ISRAELVALLEY - MESSAGE POUR LES IRANIENS : SOURIEZ, VOUS ÊTES FILMES. L’Etat hébreu dispose de 3 satellites de reconnaissance militaire : Ofek-5, Ofek-7 et Tack SAR, tous conçus par l’IAI.
Pour l’Etat hébreu, la suprématie technologique dans l’espace est appelée à devenir l’élément déterminant de la guerre du futur. Ses activités spatiales débutent dans les années 1970 avec le développement d’infrastructures destinées à la recherche et l’exploration en haute sphère. Ce n’est toutefois qu’en 1988 qu’Israël entre dans le club des puissances spatiales. Avec Ofek, il devient même le 9ème pays au monde à lancer un satellite avec son propre lanceur.

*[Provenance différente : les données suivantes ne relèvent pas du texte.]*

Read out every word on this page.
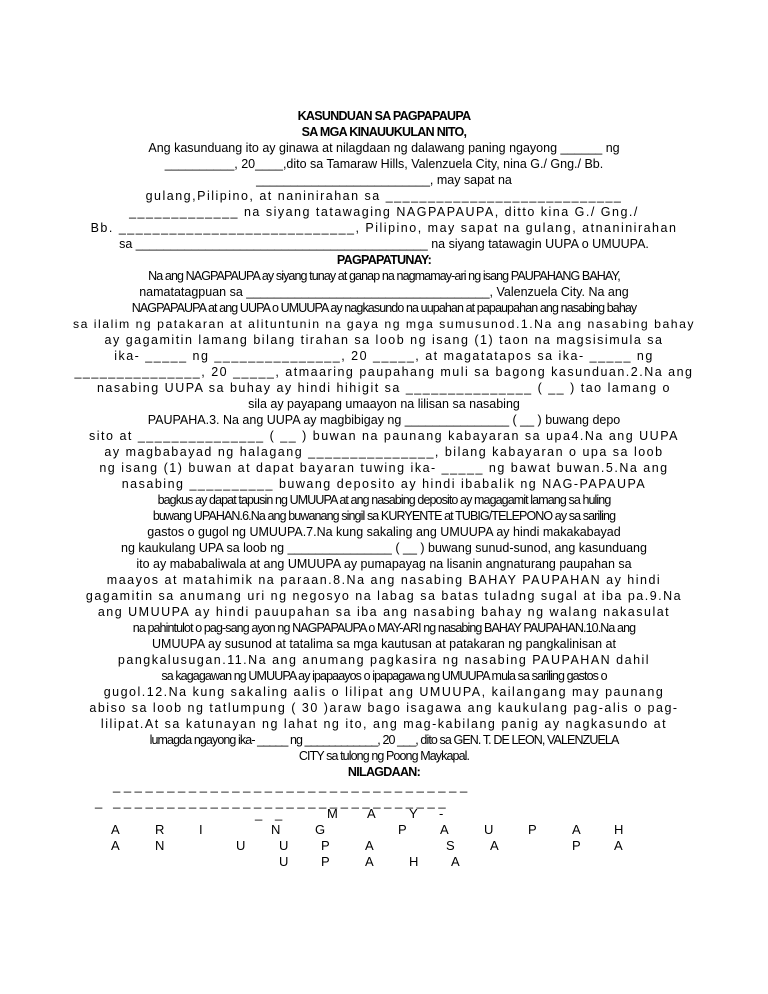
KASUNDUAN SA PAGPAPAUPA
SA MGA KINAUUKULAN NITO,
Ang kasunduang ito ay ginawa at nilagdaan ng dalawang paning ngayong ______ ng
__________, 20____,dito sa Tamaraw Hills, Valenzuela City, nina G./ Gng./ Bb.
_________________________, may sapat na
gulang,Pilipino, at naninirahan sa ____________________________
_____________ na siyang tatawaging NAGPAPAUPA, ditto kina G./ Gng./
Bb. ____________________________, Pilipino, may sapat na gulang, atnaninirahan
sa __________________________________________ na siyang tatawagin UUPA o UMUUPA.
PAGPAPATUNAY:
Na ang NAGPAPAUPA ay siyang tunay at ganap na nagmamay-ari ng isang PAUPAHANG BAHAY,
namatatagpuan sa ___________________________________, Valenzuela City. Na ang
NAGPAPAUPA at ang UUPA o UMUUPA ay nagkasundo na uupahan at papaupahan ang nasabing bahay
sa ilalim ng patakaran at alituntunin na gaya ng mga sumusunod.1.Na ang nasabing bahay
ay gagamitin lamang bilang tirahan sa loob ng isang (1) taon na magsisimula sa
ika- _____ ng _______________, 20 _____, at magatatapos sa ika- _____ ng
_______________, 20 _____, atmaaring paupahang muli sa bagong kasunduan.2.Na ang
nasabing UUPA sa buhay ay hindi hihigit sa _______________ ( __ ) tao lamang o
sila ay payapang umaayon na lilisan sa nasabing
PAUPAHA.3. Na ang UUPA ay magbibigay ng _______________ ( __ ) buwang depo
sito at _______________ ( __ ) buwan na paunang kabayaran sa upa4.Na ang UUPA
ay magbabayad ng halagang _______________, bilang kabayaran o upa sa loob
ng isang (1) buwan at dapat bayaran tuwing ika- _____ ng bawat buwan.5.Na ang
nasabing __________ buwang deposito ay hindi ibabalik ng NAG-PAPAUPA
bagkus ay dapat tapusin ng UMUUPA at ang nasabing deposito ay magagamit lamang sa huling
buwang UPAHAN.6.Na ang buwanang singil sa KURYENTE at TUBIG/TELEPONO ay sa sariling
gastos o gugol ng UMUUPA.7.Na kung sakaling ang UMUUPA ay hindi makakabayad
ng kaukulang UPA sa loob ng _______________ ( __ ) buwang sunud-sunod, ang kasunduang
ito ay mababaliwala at ang UMUUPA ay pumapayag na lisanin angnaturang paupahan sa
maayos at matahimik na paraan.8.Na ang nasabing BAHAY PAUPAHAN ay hindi
gagamitin sa anumang uri ng negosyo na labag sa batas tuladng sugal at iba pa.9.Na
ang UMUUPA ay hindi pauupahan sa iba ang nasabing bahay ng walang nakasulat
na pahintulot o pag-sang ayon ng NAGPAPAUPA o MAY-ARI ng nasabing BAHAY PAUPAHAN.10.Na ang
UMUUPA ay susunod at tatalima sa mga kautusan at patakaran ng pangkalinisan at
pangkalusugan.11.Na ang anumang pagkasira ng nasabing PAUPAHAN dahil
sa kagagawan ng UMUUPA ay ipapaayos o ipapagawa ng UMUUPA mula sa sariling gastos o
gugol.12.Na kung sakaling aalis o lilipat ang UMUUPA, kailangang may paunang
abiso sa loob ng tatlumpung ( 30 )araw bago isagawa ang kaukulang pag-alis o pag-
lilipat.At sa katunayan ng lahat ng ito, ang mag-kabilang panig ay nagkasundo at
lumagda ngayong ika- _____ ng ____________, 20 ___, dito sa GEN. T. DE LEON, VALENZUELA
CITY sa tulong ng Poong Maykapal.
NILAGDAAN:
_ _ _ _ _ _ _ _ _ _ _ _ _ _ _ _ _ _ _ _ _ _ _ _ _ _ _ _ _ _ _ _ _
_   _ _ _ _ _ _ _ _ _ _ _ _ _ _ _ _ _ _ _ _ _ _ _ _ _ _ _ _ _ _ _
_ _	M A	Y -
A	R	I	N	G	P	A	U	P	A	H
A	N	U	U	P	A	S	A	P	A
U	P	A	H	A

Vers le milieu des années 1990, sous la direction de l’Agence spatiale israélienne (ISA), plusieurs programmes militaires s’accélèrent. Le 5 avril 1995, le satellite Ofek-3 est lancé en direction de la Méditerranée depuis la base de Palmahim. Ce succès offre à Tsahal un tout premier satellite de reconnaissance, équipé de multiples capteurs et crédité d’une durée de vie dans l’espace de six ans minimum. Il permet au passage à Israël d’accroitre le fossé technologique avec ses pays voisins.
Malgré deux déconvenues en 1998 et 2006, l’Etat hébreu dispose aujourd’hui de trois satellites de reconnaissance militaire : Ofek-5, Ofek-7 et Tack SAR, tous conçus par l’IAI (Israel Aerospace Industries) et d’envergure classique. Lancés respectivement en 2002 et 2007, Ofek 5 et Ofek 7 présentent la particularité d’être placés en orbite rétrograde, de sorte que leurs débris, en cas d’échec, ne puissent retomber en territoire hostile et révéler des secrets de fabrication. Véritable chef-d’œuvre technologique, Ofek 7 est doté de caméras d’une résolution inférieure à 50 centimètres. Quant au Tack SAR, il a été placé sur orbite en 2008 depuis le centre spatial de Sriheikkota en Inde. Pesant tout juste 300 kilos, Tack SAR est supposé surveiller l’évolution des installations nucléaires iraniennes.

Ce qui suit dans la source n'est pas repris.